O TJ do Tocantins é o tribunal estadual mais novo de todo o país e foi criado há apenas 31 anos. “Inconcebível que um tribunal pequeno tenha tantos desembargadores envolvidos em supostos ilícitos penais. Em supostas ilegalidades. Em desvios de conduta. Recebemos com muita preocupação, com muita tristeza, mas vamos agir com muito rigor”, diz o ministro Humberto Martins, corregedor nacional de Justiça.
O caso mais recente a entrar no radar do CNJ no estado é o desembargador Ronaldo Eurípedes. Ele era responsável por julgar casos em segunda instância no Tocantins e foi afastado das funções por um ano no último dia 27 de abril. A decisão é do ministro Og Fernandes, do Superior Tribunal de Justiça e foi mantida em sessão virtual do STJ.
O magistrado entrou no TJ em 2012 e começou a ser investigado por movimentações financeiras suspeitas, que não têm suporte nas atividades profissionais dele. Em um dos casos, ele teria vendido um habeas corpus para o empresário Carlos Roberto Pereira, em 2013. Pereira é acusado de ser o mandante do assassinato de quatro pessoas da mesma família em Araguaína.
Os parentes das vítimas, que pediram para não ser identificados, relatam que até hoje recebem ameaças. “Para de procurar a polícia, para de acusar meu irmão, porque a gente já gastou demais. E a gente está conseguindo tirar ele, então para porque você sabe: quem manda é quem tem dinheiro. Isso é briga de pedra com ovo. Ele usava muito essa palavra com a gente. Que era briga de pedra com ovo, que a gente era ovo e eles eram pedra”.

Eurípedes teria recebido R$ 300 mil do empresário para conceder a soltura, mas a denúncia nunca foi investigada pelo Tribunal de Justiça do Tocantins. “O presidente do Tribunal simplesmente arquivou. E não mandou apurar nada. Nada! Nada foi apurado”, diz o conselheiro do CNJ, João Otávio de Noronha.
Mesmo com renda familiar de aproximadamente R$ 1 milhão por ano, o desembargador Ronaldo Eurípedes movimentou R$ 11 milhões apenas nos três primeiros anos como desembargador. Só em 2017 foram mais R$ 12 milhões. Ele teria feito compras de fazendas e gado e pagado valores superiores ao que declarou para a receita federal para ocultar o dinheiro.
Boa parte das movimentações financeiras era realizada por Luso Aurélio Sousa Soares. Ele é contratado como assessor e trabalhava de motorista de Ronaldo Eurípedes no TJ. Luso Aurélio ganha um salário de R$ 14 mil. Mensagens de áudio e texto revelam como era a relação dos dois. Em um dos trechos eles tratam do pagamento de R$ 19 mil.

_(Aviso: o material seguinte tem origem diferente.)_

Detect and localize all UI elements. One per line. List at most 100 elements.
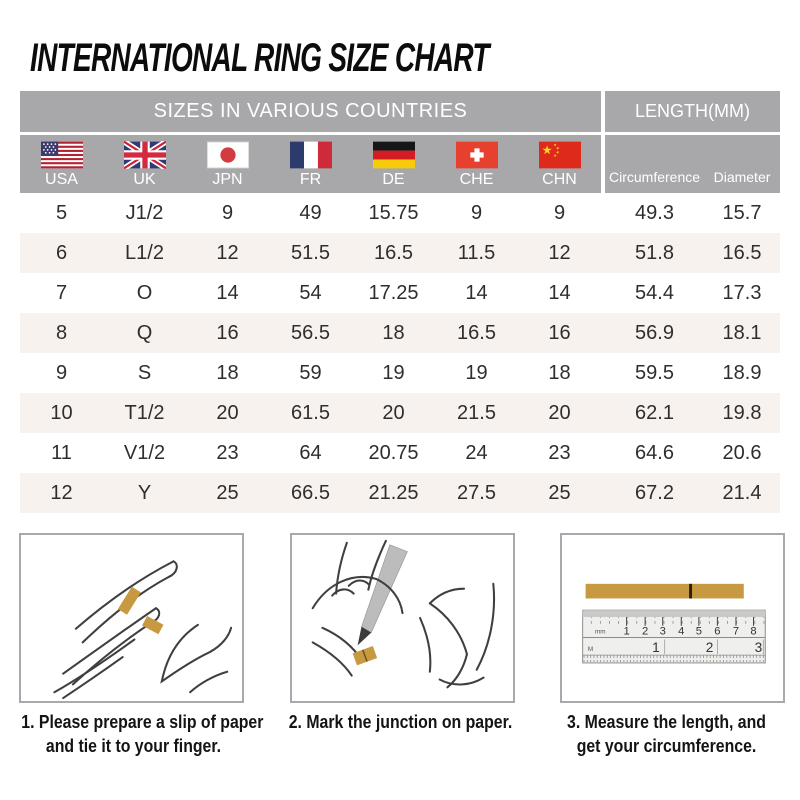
cell-fr: 49 — [299, 201, 322, 224]
cell-uk: S — [137, 361, 152, 384]
country-label-usa: USA — [45, 171, 78, 188]
cell-uk: T1/2 — [124, 401, 165, 424]
cell-usa: 8 — [55, 321, 68, 344]
figure-step3: 1 2 3 4 5 6 7 8 mm 1 2 3 M — [560, 533, 785, 703]
svg-text:6: 6 — [714, 626, 720, 638]
cell-jpn: 9 — [221, 201, 234, 224]
pen-icon — [360, 544, 408, 634]
cell-chn: 18 — [548, 361, 571, 384]
country-label-che-de: DE — [382, 171, 405, 188]
table-column-header-row: USA UK JPN FR — [20, 135, 780, 193]
column-header-jpn: JPN — [186, 135, 269, 193]
svg-text:1: 1 — [623, 626, 629, 638]
caption-step3: 3. Measure the length, and get your circ… — [567, 712, 766, 756]
table-row: 7 O 14 54 17.25 14 14 54.4 17.3 — [20, 273, 780, 313]
cell-jpn: 18 — [216, 361, 239, 384]
caption-step2: 2. Mark the junction on paper. — [288, 712, 512, 732]
cell-de: 19 — [382, 361, 405, 384]
cell-fr: 64 — [299, 441, 322, 464]
cell-jpn: 14 — [216, 281, 239, 304]
ruler-measurement-illustration: 1 2 3 4 5 6 7 8 mm 1 2 3 M — [582, 583, 766, 664]
switzerland-flag-icon — [455, 141, 498, 169]
cell-uk: Y — [137, 481, 152, 504]
cell-circumference: 56.9 — [635, 321, 674, 344]
page-title: INTERNATIONAL RING SIZE CHART — [30, 36, 490, 80]
cell-jpn: 20 — [216, 401, 239, 424]
cell-che: 11.5 — [457, 241, 496, 264]
cell-uk: O — [136, 281, 153, 304]
cell-jpn: 12 — [216, 241, 239, 264]
cell-che: 9 — [470, 201, 483, 224]
cell-usa: 10 — [50, 401, 73, 424]
cell-de: 18 — [382, 321, 405, 344]
country-label-che: CHE — [459, 171, 494, 188]
ring-size-table: SIZES IN VARIOUS COUNTRIES LENGTH(MM) — [20, 91, 780, 513]
instruction-captions: 1. Please prepare a slip of paper and ti… — [0, 711, 800, 759]
cell-chn: 14 — [548, 281, 571, 304]
cell-usa: 9 — [55, 361, 68, 384]
cell-che: 21.5 — [457, 401, 496, 424]
cell-usa: 5 — [55, 201, 68, 224]
cell-che: 19 — [465, 361, 488, 384]
cell-che: 27.5 — [457, 481, 496, 504]
caption-step1: 1. Please prepare a slip of paper and ti… — [21, 712, 264, 756]
cell-diameter: 21.4 — [722, 481, 762, 504]
cell-fr: 56.5 — [291, 321, 330, 344]
table-row: 6 L1/2 12 51.5 16.5 11.5 12 51.8 16.5 — [20, 233, 780, 273]
cell-diameter: 20.6 — [722, 441, 762, 464]
column-header-circumference: Circumference — [605, 135, 704, 193]
column-header-uk: UK — [103, 135, 186, 193]
cell-usa: 7 — [55, 281, 68, 304]
japan-flag-icon — [206, 141, 249, 169]
usa-flag-icon — [40, 141, 83, 169]
cell-diameter: 15.7 — [722, 201, 762, 224]
cell-chn: 20 — [548, 401, 571, 424]
cell-jpn: 25 — [216, 481, 239, 504]
table-row: 12 Y 25 66.5 21.25 27.5 25 67.2 21.4 — [20, 473, 780, 513]
table-row: 5 J1/2 9 49 15.75 9 9 49.3 15.7 — [20, 193, 780, 233]
cell-chn: 16 — [548, 321, 571, 344]
table-row: 11 V1/2 23 64 20.75 24 23 64.6 20.6 — [20, 433, 780, 473]
svg-text:M: M — [588, 646, 593, 653]
cell-circumference: 62.1 — [635, 401, 674, 424]
group-header-countries: SIZES IN VARIOUS COUNTRIES — [20, 91, 601, 132]
cell-de: 20 — [382, 401, 405, 424]
svg-text:7: 7 — [733, 626, 739, 638]
cell-circumference: 51.8 — [635, 241, 674, 264]
france-flag-icon — [289, 141, 332, 169]
cell-chn: 12 — [548, 241, 571, 264]
uk-flag-icon — [123, 141, 166, 169]
country-label-chn: CHN — [542, 171, 577, 188]
svg-text:5: 5 — [696, 626, 702, 638]
table-row: 8 Q 16 56.5 18 16.5 16 56.9 18.1 — [20, 313, 780, 353]
column-header-fr: FR — [269, 135, 352, 193]
svg-text:mm: mm — [595, 629, 606, 636]
cell-che: 14 — [465, 281, 488, 304]
cell-de: 20.75 — [368, 441, 419, 464]
germany-flag-icon — [372, 141, 415, 169]
country-label-jpn: JPN — [212, 171, 243, 188]
cell-circumference: 54.4 — [635, 281, 674, 304]
cell-che: 24 — [465, 441, 488, 464]
svg-text:3: 3 — [755, 640, 763, 655]
country-label-uk: UK — [133, 171, 156, 188]
cell-jpn: 23 — [216, 441, 239, 464]
group-header-length: LENGTH(MM) — [605, 91, 780, 132]
figure-step2 — [289, 533, 515, 703]
column-header-diameter: Diameter — [704, 135, 780, 193]
cell-diameter: 17.3 — [722, 281, 762, 304]
cell-de: 17.25 — [368, 281, 419, 304]
cell-uk: Q — [136, 321, 153, 344]
cell-chn: 23 — [548, 441, 571, 464]
cell-diameter: 16.5 — [722, 241, 762, 264]
svg-text:3: 3 — [660, 626, 666, 638]
cell-chn: 9 — [553, 201, 566, 224]
svg-text:2: 2 — [706, 640, 714, 655]
cell-de: 15.75 — [368, 201, 419, 224]
cell-uk: J1/2 — [125, 201, 164, 224]
table-row: 9 S 18 59 19 19 18 59.5 18.9 — [20, 353, 780, 393]
cell-fr: 51.5 — [291, 241, 330, 264]
svg-text:1: 1 — [652, 640, 660, 655]
cell-diameter: 18.9 — [722, 361, 762, 384]
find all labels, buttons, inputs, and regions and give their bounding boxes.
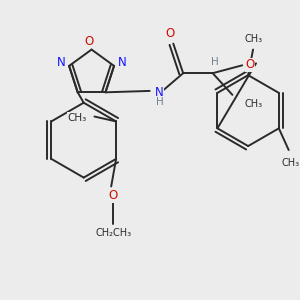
Text: O: O [166, 27, 175, 40]
Text: CH₃: CH₃ [282, 158, 300, 168]
Text: CH₃: CH₃ [245, 34, 263, 44]
Text: O: O [84, 35, 93, 48]
Text: CH₃: CH₃ [67, 112, 87, 122]
Text: N: N [118, 56, 126, 69]
Text: CH₃: CH₃ [244, 99, 262, 109]
Text: O: O [109, 189, 118, 202]
Text: N: N [154, 86, 163, 99]
Text: O: O [245, 58, 255, 71]
Text: H: H [211, 57, 218, 68]
Text: H: H [156, 97, 164, 107]
Text: N: N [57, 56, 66, 69]
Text: CH₂CH₃: CH₂CH₃ [95, 228, 131, 238]
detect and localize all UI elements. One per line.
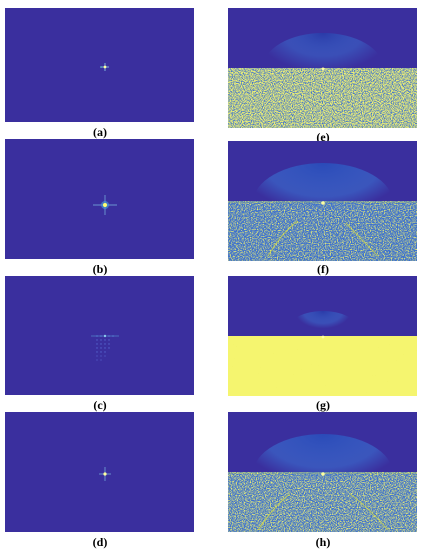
- panel-e: [228, 8, 417, 128]
- panel-c: [5, 276, 194, 395]
- panel-a: [5, 8, 194, 122]
- panel-b: [5, 139, 194, 259]
- panel-f: [228, 141, 417, 261]
- panel-h-caption: (h): [315, 535, 331, 549]
- spectral-peak: [93, 195, 117, 215]
- dotted-grid: [91, 334, 119, 361]
- panel-a-caption: (a): [93, 125, 107, 139]
- spectral-peak: [100, 63, 109, 71]
- panel-d: [5, 412, 194, 532]
- panel-b-caption: (b): [92, 262, 108, 276]
- panel-d-caption: (d): [92, 535, 108, 549]
- panel-g-caption: (g): [316, 398, 330, 412]
- panel-e-caption: (e): [316, 130, 330, 144]
- panel-f-caption: (f): [317, 262, 329, 276]
- panel-c-caption: (c): [93, 398, 107, 412]
- spectral-peak: [99, 467, 111, 481]
- panel-h: [228, 412, 417, 532]
- panel-g: [228, 276, 417, 396]
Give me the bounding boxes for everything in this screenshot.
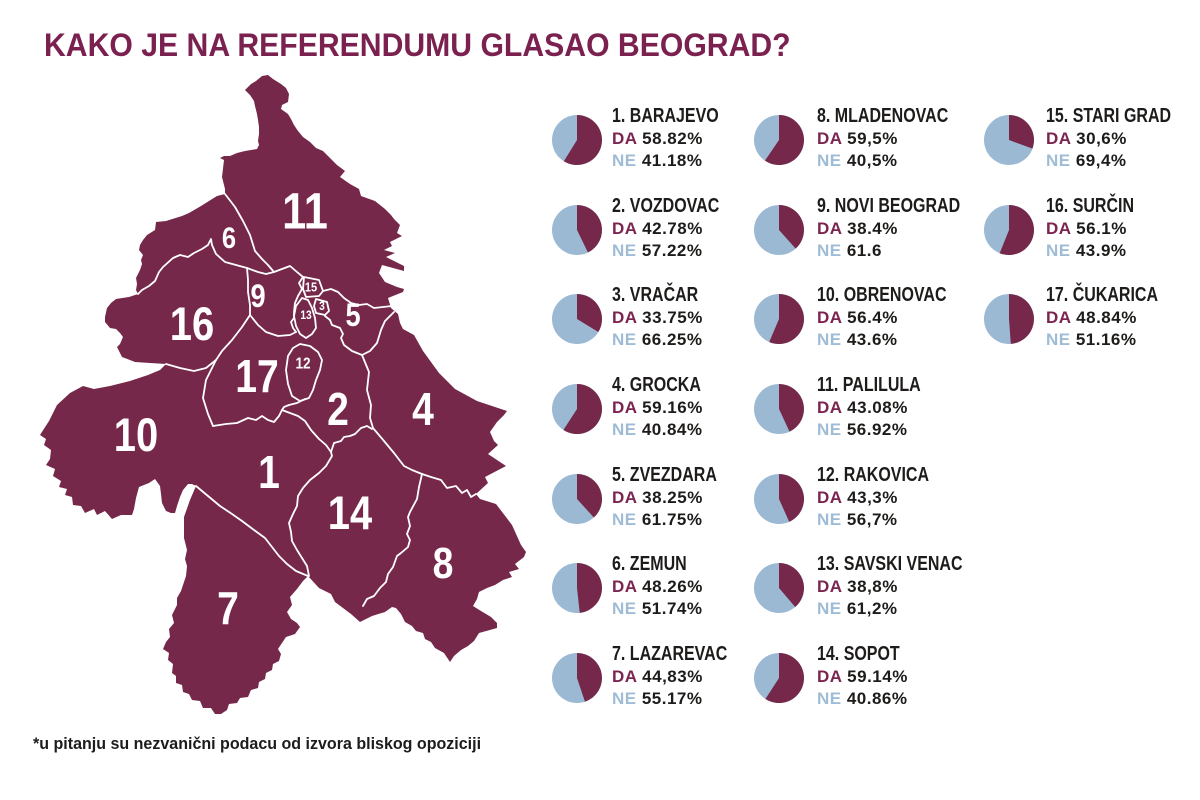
- svg-text:8: 8: [433, 538, 454, 588]
- svg-text:7: 7: [217, 583, 239, 635]
- svg-text:1: 1: [258, 447, 280, 499]
- svg-text:11: 11: [282, 183, 328, 240]
- svg-text:14: 14: [328, 488, 373, 540]
- svg-text:4: 4: [412, 384, 434, 436]
- svg-text:17: 17: [235, 351, 278, 403]
- svg-text:10: 10: [114, 410, 158, 462]
- svg-text:2: 2: [327, 384, 349, 436]
- svg-text:12: 12: [295, 355, 310, 372]
- svg-text:3: 3: [319, 301, 325, 314]
- svg-text:15: 15: [305, 279, 318, 294]
- svg-text:9: 9: [250, 279, 265, 315]
- svg-text:13: 13: [300, 310, 311, 323]
- svg-text:6: 6: [222, 221, 236, 254]
- svg-text:16: 16: [170, 299, 214, 351]
- svg-text:5: 5: [345, 298, 360, 334]
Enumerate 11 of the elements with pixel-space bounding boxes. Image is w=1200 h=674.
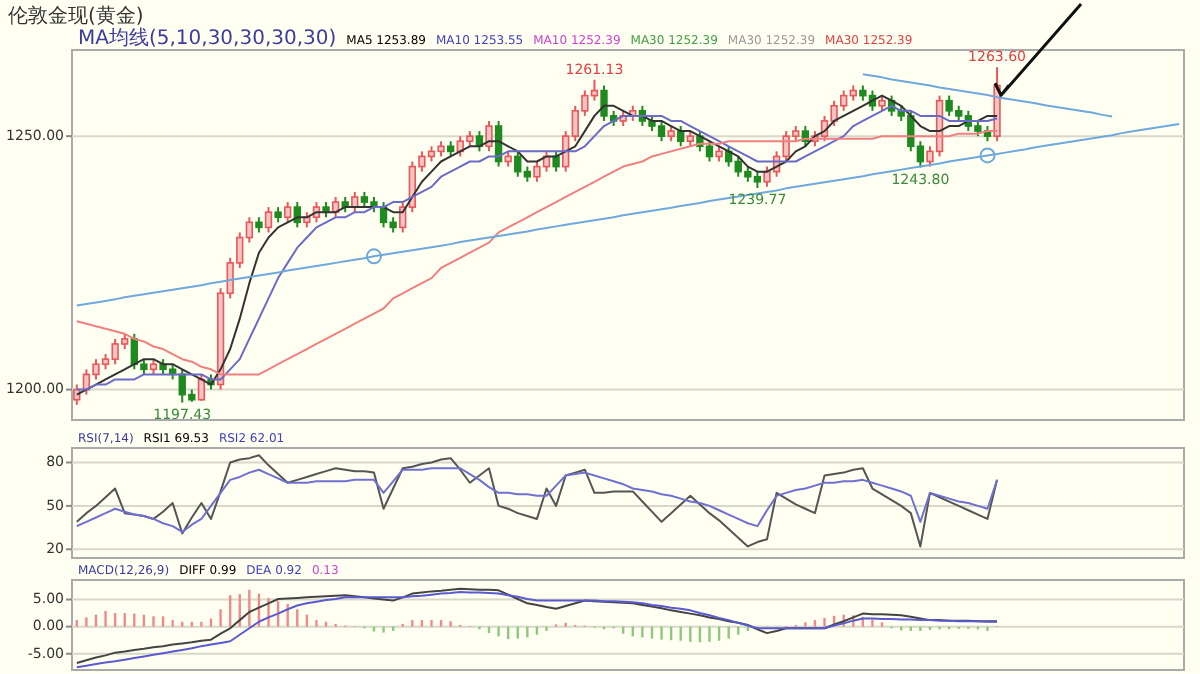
line-series [75,123,1181,307]
candlestick [284,201,292,224]
line-series [75,454,999,548]
line-series [75,467,999,533]
candlestick [552,150,560,173]
candlestick [197,373,206,402]
candlestick [485,119,493,153]
candlestick [264,206,273,234]
line-series [861,73,1114,118]
annotation: MA均线(5,10,30,30,30,30) [78,26,337,50]
chart-title: 伦敦金现(黄金) [8,4,144,28]
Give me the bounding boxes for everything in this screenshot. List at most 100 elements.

O desembargador diz “Luso, vai agora lá. Procura o compadre. Compadre Gedeon tá te esperando…”. Ao que o assessor responde “Compadre resolveu comigo agora há pouco. Já quinze para as cinco. Aí tá comigo aqui. Vc quer que faça o quê? Põe na Caixa ou no Sicredi? Ou passa pra alguém?”.
O compadre seria Gedeon Pitaluga Júnior, o presidente da Ordem dos Advogados do Brasil no Tocantins.Ele é investigado por supostamente ser um dos advogados que participou dos ilícitos e dividiu o rendimento com o desembargador.
Além dele, os irmãos Fábio e Juliana Bezerra também são acusados de dividir honorários com Eurípedes. Os dois são filhos de um amigo do desembargador. O ex-procurador-geral de Justiça do Tocantins, Clenan Renault.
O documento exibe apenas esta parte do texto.